C’est même ce qui trompe M. R. Nos vices sont des vices de science, mais non de la science. Savans ou ignorans, les hommes sont vicieux. M. R. croit-il les vices barbares moins barbares que nos vices savans ne sont savans. Encore, tout vice est vice d’ignorance, omnis peccans ignorans ; & nos vices ne sont savans que jusqu’au vice exclusivement. En un mot, les vices des savans, sont les vices de savans, mais non de la science, de la conscience, qui les réprouve impitoyablement & sans quartier.

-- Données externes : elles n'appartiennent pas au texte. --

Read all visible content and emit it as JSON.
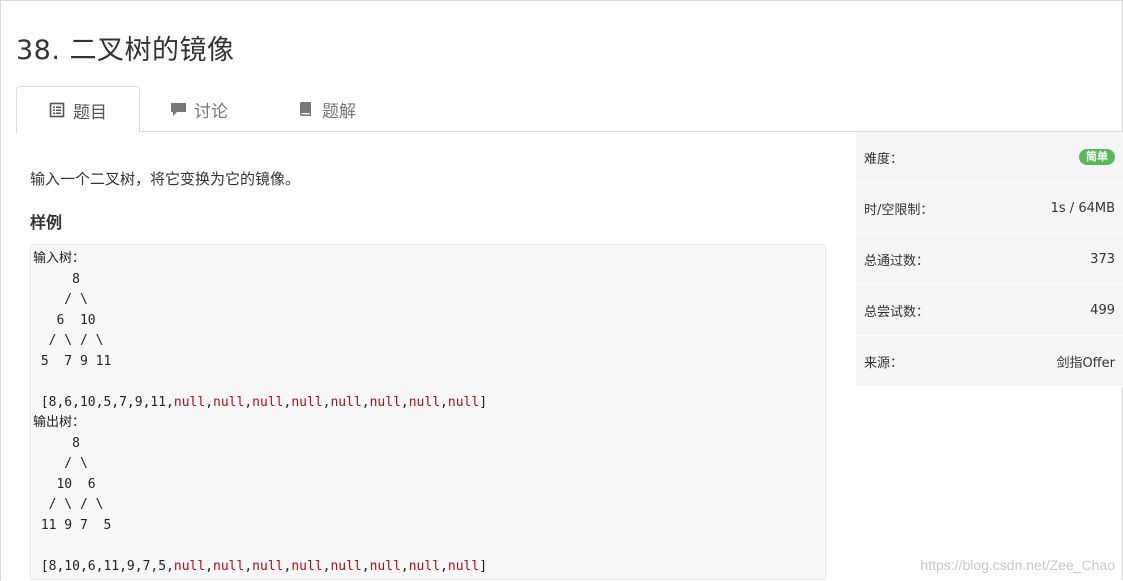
{
  "problem": {
    "title": "38. 二叉树的镜像"
  },
  "tabs": [
    {
      "label": "题目",
      "icon": "document-list-icon"
    },
    {
      "label": "讨论",
      "icon": "chat-bubble-icon"
    },
    {
      "label": "题解",
      "icon": "book-icon"
    }
  ],
  "content": {
    "description": "输入一个二叉树，将它变换为它的镜像。",
    "sample_heading": "样例",
    "code": {
      "input_label": "输入树：",
      "input_tree": [
        "     8",
        "    / \\",
        "   6  10",
        "  / \\ / \\",
        " 5  7 9 11"
      ],
      "input_array_prefix": "[8,6,10,5,7,9,11,",
      "input_nulls": [
        "null",
        "null",
        "null",
        "null",
        "null",
        "null",
        "null",
        "null"
      ],
      "output_label": "输出树：",
      "output_tree": [
        "     8",
        "    / \\",
        "   10  6",
        "  / \\ / \\",
        " 11 9 7  5"
      ],
      "output_array_prefix": "[8,10,6,11,9,7,5,",
      "output_nulls": [
        "null",
        "null",
        "null",
        "null",
        "null",
        "null",
        "null",
        "null"
      ],
      "array_suffix": "]"
    }
  },
  "sidebar": {
    "difficulty_label": "难度：",
    "difficulty_value": "简单",
    "limit_label": "时/空限制：",
    "limit_value": "1s / 64MB",
    "passed_label": "总通过数：",
    "passed_value": "373",
    "tried_label": "总尝试数：",
    "tried_value": "499",
    "source_label": "来源：",
    "source_value": "剑指Offer"
  },
  "watermark": "https://blog.csdn.net/Zee_Chao",
  "colors": {
    "badge": "#5cb85c",
    "null_keyword": "#aa1111"
  }
}
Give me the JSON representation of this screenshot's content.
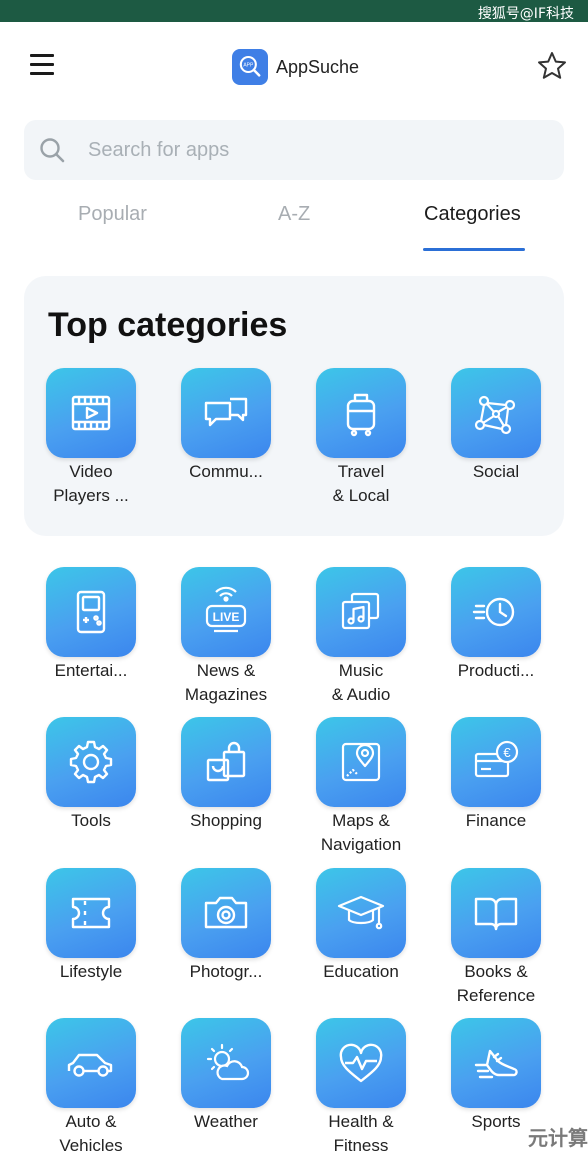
{
  "status_bar": {
    "right_text": "搜狐号@IF科技"
  },
  "header": {
    "app_name": "AppSuche",
    "logo_text": "APP"
  },
  "search": {
    "placeholder": "Search for apps"
  },
  "tabs": [
    {
      "label": "Popular",
      "active": false
    },
    {
      "label": "A-Z",
      "active": false
    },
    {
      "label": "Categories",
      "active": true
    }
  ],
  "top_categories": {
    "title": "Top categories",
    "items": [
      {
        "label": "Video\nPlayers ...",
        "icon": "video-player-icon"
      },
      {
        "label": "Commu...",
        "icon": "chat-bubbles-icon"
      },
      {
        "label": "Travel\n& Local",
        "icon": "luggage-icon"
      },
      {
        "label": "Social",
        "icon": "network-icon"
      }
    ]
  },
  "categories": [
    {
      "label": "Entertai...",
      "icon": "game-console-icon"
    },
    {
      "label": "News &\nMagazines",
      "icon": "live-broadcast-icon"
    },
    {
      "label": "Music\n& Audio",
      "icon": "music-notes-icon"
    },
    {
      "label": "Producti...",
      "icon": "fast-clock-icon"
    },
    {
      "label": "Tools",
      "icon": "gear-icon"
    },
    {
      "label": "Shopping",
      "icon": "shopping-bag-icon"
    },
    {
      "label": "Maps &\nNavigation",
      "icon": "map-pin-icon"
    },
    {
      "label": "Finance",
      "icon": "euro-card-icon"
    },
    {
      "label": "Lifestyle",
      "icon": "ticket-icon"
    },
    {
      "label": "Photogr...",
      "icon": "camera-icon"
    },
    {
      "label": "Education",
      "icon": "graduation-cap-icon"
    },
    {
      "label": "Books &\nReference",
      "icon": "open-book-icon"
    },
    {
      "label": "Auto &\nVehicles",
      "icon": "car-icon"
    },
    {
      "label": "Weather",
      "icon": "sun-cloud-icon"
    },
    {
      "label": "Health &\nFitness",
      "icon": "heartbeat-icon"
    },
    {
      "label": "Sports",
      "icon": "running-shoe-icon"
    }
  ],
  "corner_mark": "元计算",
  "colors": {
    "accent": "#2b6fd6",
    "tile_top": "#3cc6e8",
    "tile_bottom": "#3b86ee",
    "status_bar": "#1d5a43"
  }
}
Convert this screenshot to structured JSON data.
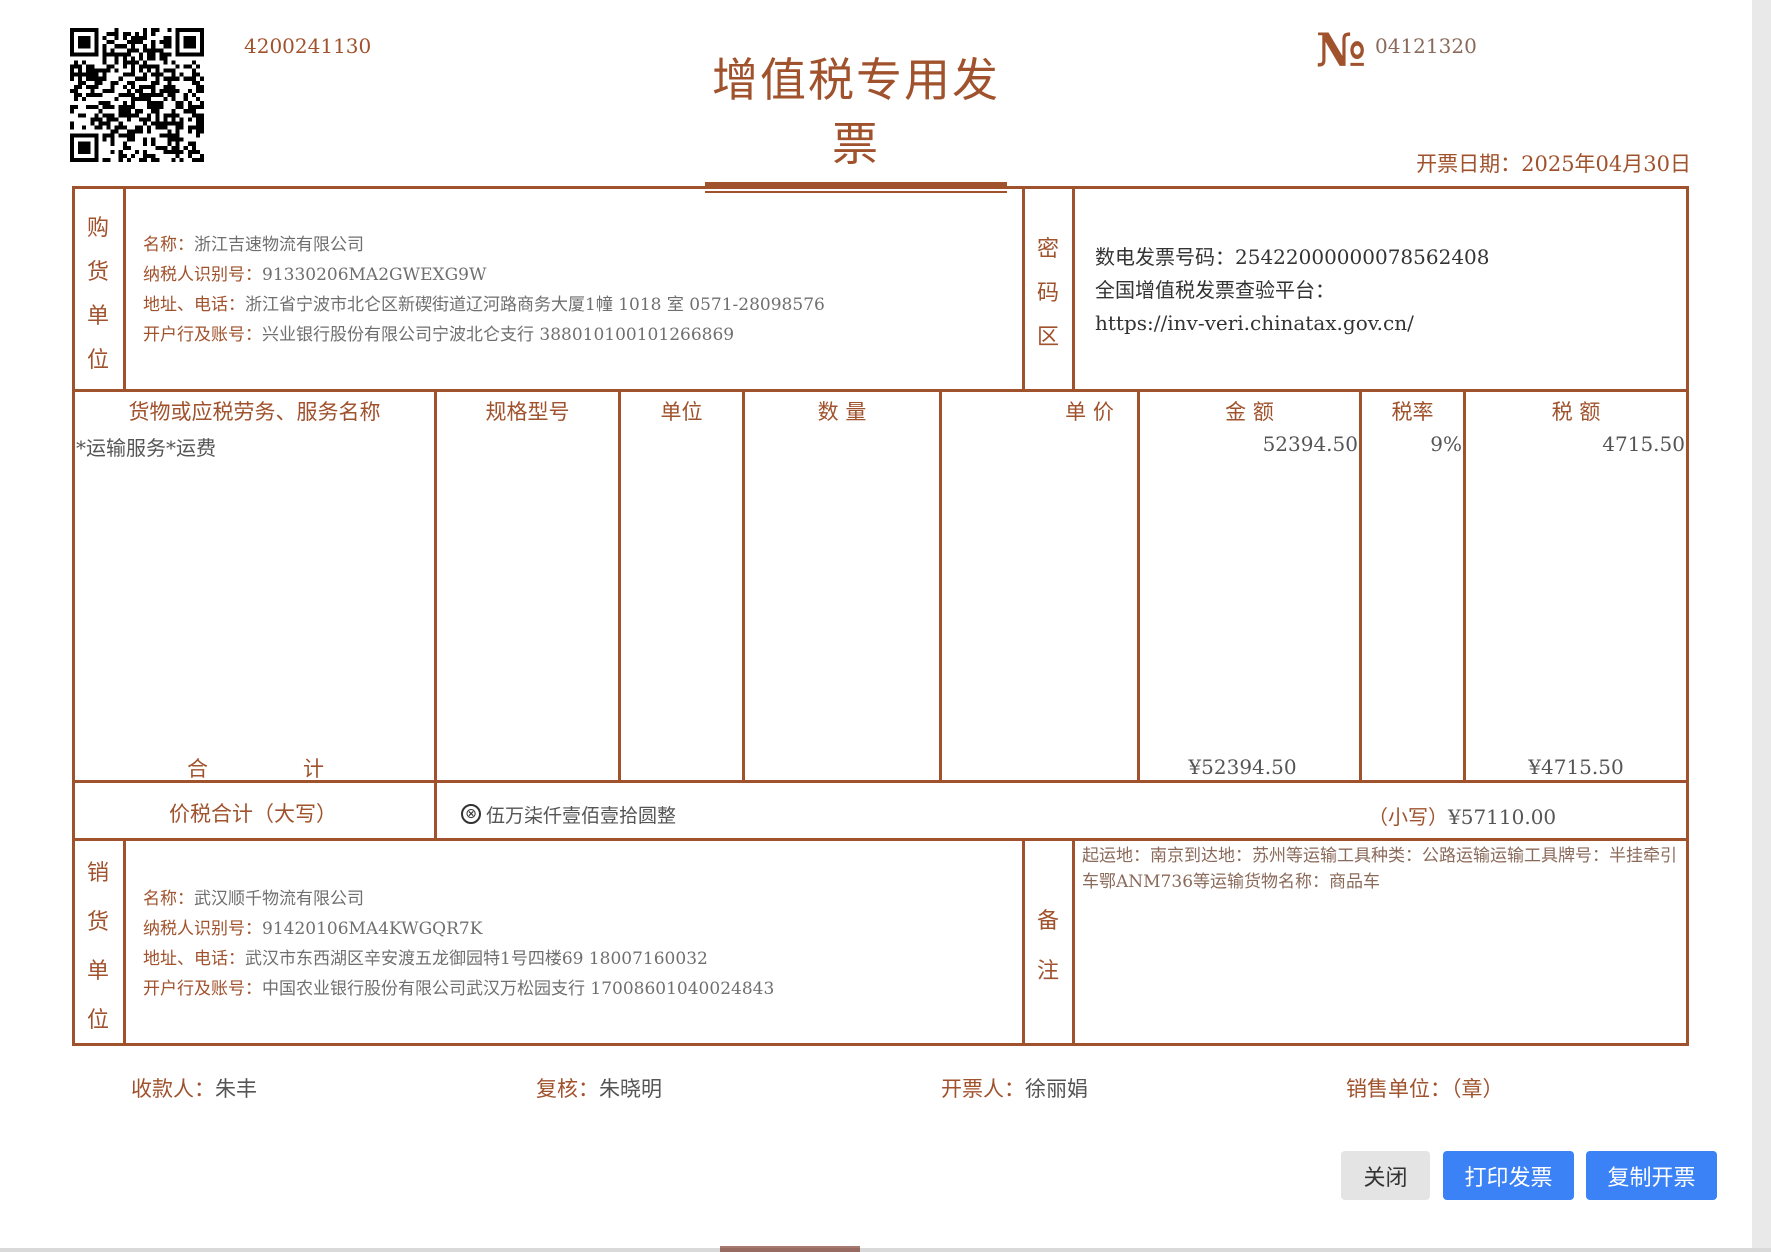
{
  "header": {
    "invoice_code": "4200241130",
    "title": "增值税专用发票",
    "no_symbol": "№",
    "invoice_number": "04121320",
    "issue_date_label": "开票日期：",
    "issue_date": "2025年04月30日"
  },
  "buyer": {
    "label_chars": [
      "购",
      "货",
      "单",
      "位"
    ],
    "name_label": "名称：",
    "name": "浙江吉速物流有限公司",
    "tax_id_label": "纳税人识别号：",
    "tax_id": "91330206MA2GWEXG9W",
    "address_label": "地址、电话：",
    "address": "浙江省宁波市北仑区新碶街道辽河路商务大厦1幢 1018 室 0571-28098576",
    "bank_label": "开户行及账号：",
    "bank": "兴业银行股份有限公司宁波北仑支行 388010100101266869"
  },
  "cipher": {
    "label_chars": [
      "密",
      "码",
      "区"
    ],
    "line1": "数电发票号码：25422000000078562408",
    "line2": "全国增值税发票查验平台：",
    "line3": "https://inv-veri.chinatax.gov.cn/"
  },
  "columns": {
    "name": "货物或应税劳务、服务名称",
    "spec": "规格型号",
    "unit": "单位",
    "qty": "数 量",
    "price": "单 价",
    "amount": "金 额",
    "rate": "税率",
    "tax": "税 额"
  },
  "items": [
    {
      "name": "*运输服务*运费",
      "amount": "52394.50",
      "rate": "9%",
      "tax": "4715.50"
    }
  ],
  "totals": {
    "label_he": "合",
    "label_ji": "计",
    "amount": "¥52394.50",
    "tax": "¥4715.50"
  },
  "sum": {
    "label": "价税合计（大写）",
    "icon": "⊗",
    "words": "伍万柒仟壹佰壹拾圆整",
    "small_label": "（小写）",
    "small_value": "¥57110.00"
  },
  "seller": {
    "label_chars": [
      "销",
      "货",
      "单",
      "位"
    ],
    "name_label": "名称：",
    "name": "武汉顺千物流有限公司",
    "tax_id_label": "纳税人识别号：",
    "tax_id": "91420106MA4KWGQR7K",
    "address_label": "地址、电话：",
    "address": "武汉市东西湖区辛安渡五龙御园特1号四楼69 18007160032",
    "bank_label": "开户行及账号：",
    "bank": "中国农业银行股份有限公司武汉万松园支行 17008601040024843"
  },
  "remark": {
    "label_chars": [
      "备",
      "注"
    ],
    "text": "起运地：南京到达地：苏州等运输工具种类：公路运输运输工具牌号：半挂牵引车鄂ANM736等运输货物名称：商品车"
  },
  "signatures": {
    "payee_label": "收款人：",
    "payee": "朱丰",
    "reviewer_label": "复核：",
    "reviewer": "朱晓明",
    "issuer_label": "开票人：",
    "issuer": "徐丽娟",
    "seller_label": "销售单位：（章）"
  },
  "buttons": {
    "close": "关闭",
    "print": "打印发票",
    "copy": "复制开票"
  },
  "colors": {
    "accent": "#a0522d",
    "button_primary": "#3b82f6",
    "button_secondary": "#e4e4e4"
  },
  "icons": {
    "qr": "qr-code-icon",
    "sum": "circle-x-icon"
  }
}
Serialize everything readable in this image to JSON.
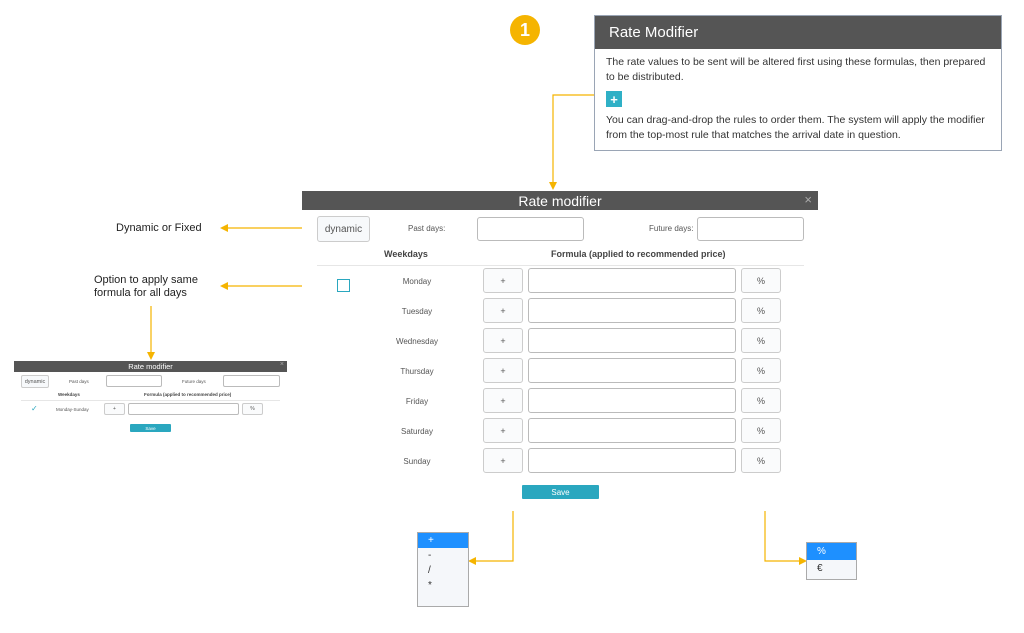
{
  "step_badge": "1",
  "info_panel": {
    "title": "Rate Modifier",
    "text1": "The rate values to be sent will be altered first using these formulas, then prepared to be distributed.",
    "add_label": "+",
    "text2": "You can drag-and-drop the rules to order them. The system will apply the modifier from the top-most rule that matches the arrival date in question."
  },
  "annotations": {
    "dynamic_or_fixed": "Dynamic or Fixed",
    "apply_same": "Option to apply same formula for all days"
  },
  "modal": {
    "title": "Rate modifier",
    "close": "×",
    "mode_button": "dynamic",
    "past_days_label": "Past days:",
    "future_days_label": "Future days:",
    "col_weekdays": "Weekdays",
    "col_formula": "Formula (applied to recommended price)",
    "rows": [
      {
        "day": "Monday",
        "op": "+",
        "unit": "%"
      },
      {
        "day": "Tuesday",
        "op": "+",
        "unit": "%"
      },
      {
        "day": "Wednesday",
        "op": "+",
        "unit": "%"
      },
      {
        "day": "Thursday",
        "op": "+",
        "unit": "%"
      },
      {
        "day": "Friday",
        "op": "+",
        "unit": "%"
      },
      {
        "day": "Saturday",
        "op": "+",
        "unit": "%"
      },
      {
        "day": "Sunday",
        "op": "+",
        "unit": "%"
      }
    ],
    "save_label": "Save"
  },
  "small_modal": {
    "title": "Rate modifier",
    "close": "×",
    "mode_button": "dynamic",
    "past_days_label": "Past days",
    "future_days_label": "Future days",
    "col_weekdays": "Weekdays",
    "col_formula": "Formula (applied to recommended price)",
    "check": "✓",
    "day_range": "Monday-Sunday",
    "op": "+",
    "unit": "%",
    "save_label": "Save"
  },
  "operator_dropdown": {
    "options": [
      "+",
      "-",
      "/",
      "*"
    ],
    "selected": "+"
  },
  "unit_dropdown": {
    "options": [
      "%",
      "€"
    ],
    "selected": "%"
  },
  "colors": {
    "accent": "#2aa7bf",
    "header": "#555555",
    "arrow": "#f5b400",
    "selected": "#1e90ff"
  }
}
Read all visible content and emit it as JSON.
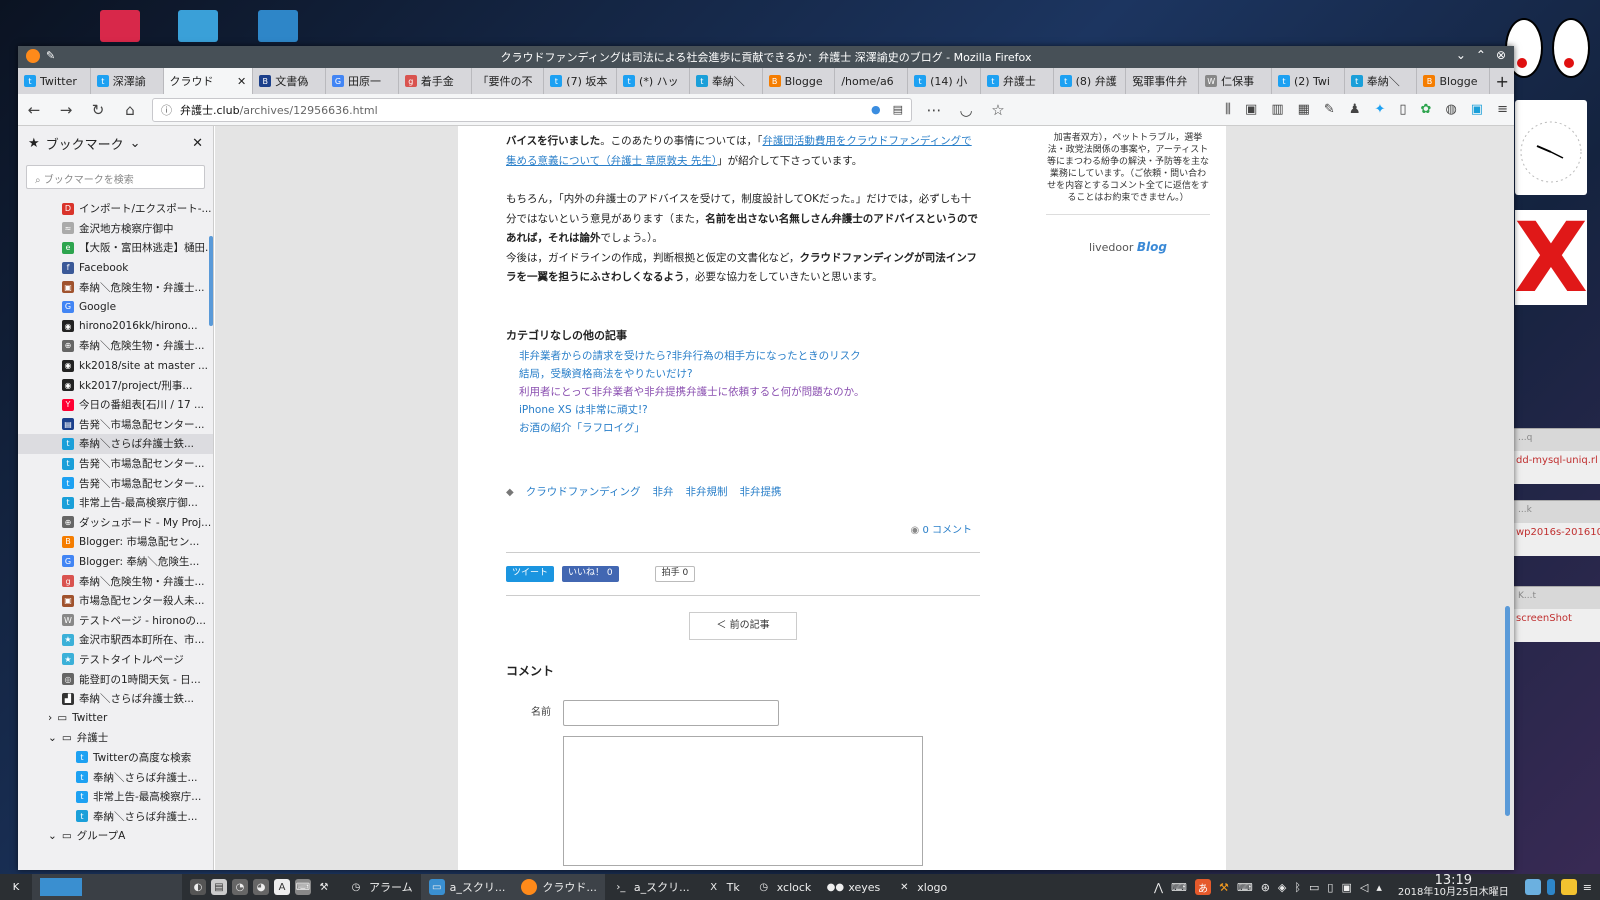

Ce qu’on pourroit dire de plus vrai c’est que les vices des sciences sont de plus grands vices, plus contre la conscience & plus impardonnables. La these de M. R. sera constamment fausse, jusqu’à ce qu’il nous montre une science, un livre, un savant même, qui canonise & qui n’anathématise pas les vices les plus grands, comme les plus petits.

Une grande preuve contre lui, est que nous prenons nos arts & nos sciences, les belles-lettres sur-tout dans les livres des Payens, Grecs & Romains, & que malgré cela, nous ne sommes jamais tentés de paganisme & d’idolâtrie, ni d’aucune sorte d’hérésie même, étant du reste très-édifiés des plus grands & des plus petits traits de morale dont ils sont pleins.

Dieu merci, je ne juge pas ordinairement de toutes ces choses-là comme M. R. par fantaisie, par humeur, & tout-à-fait sans principes ; sic volo, sic jubeo : voilà sa façon de raisonner. A peine daigne-t-il nous rendre raison des inconveniens qu’il trouve dans les objets de les dégoûts universels.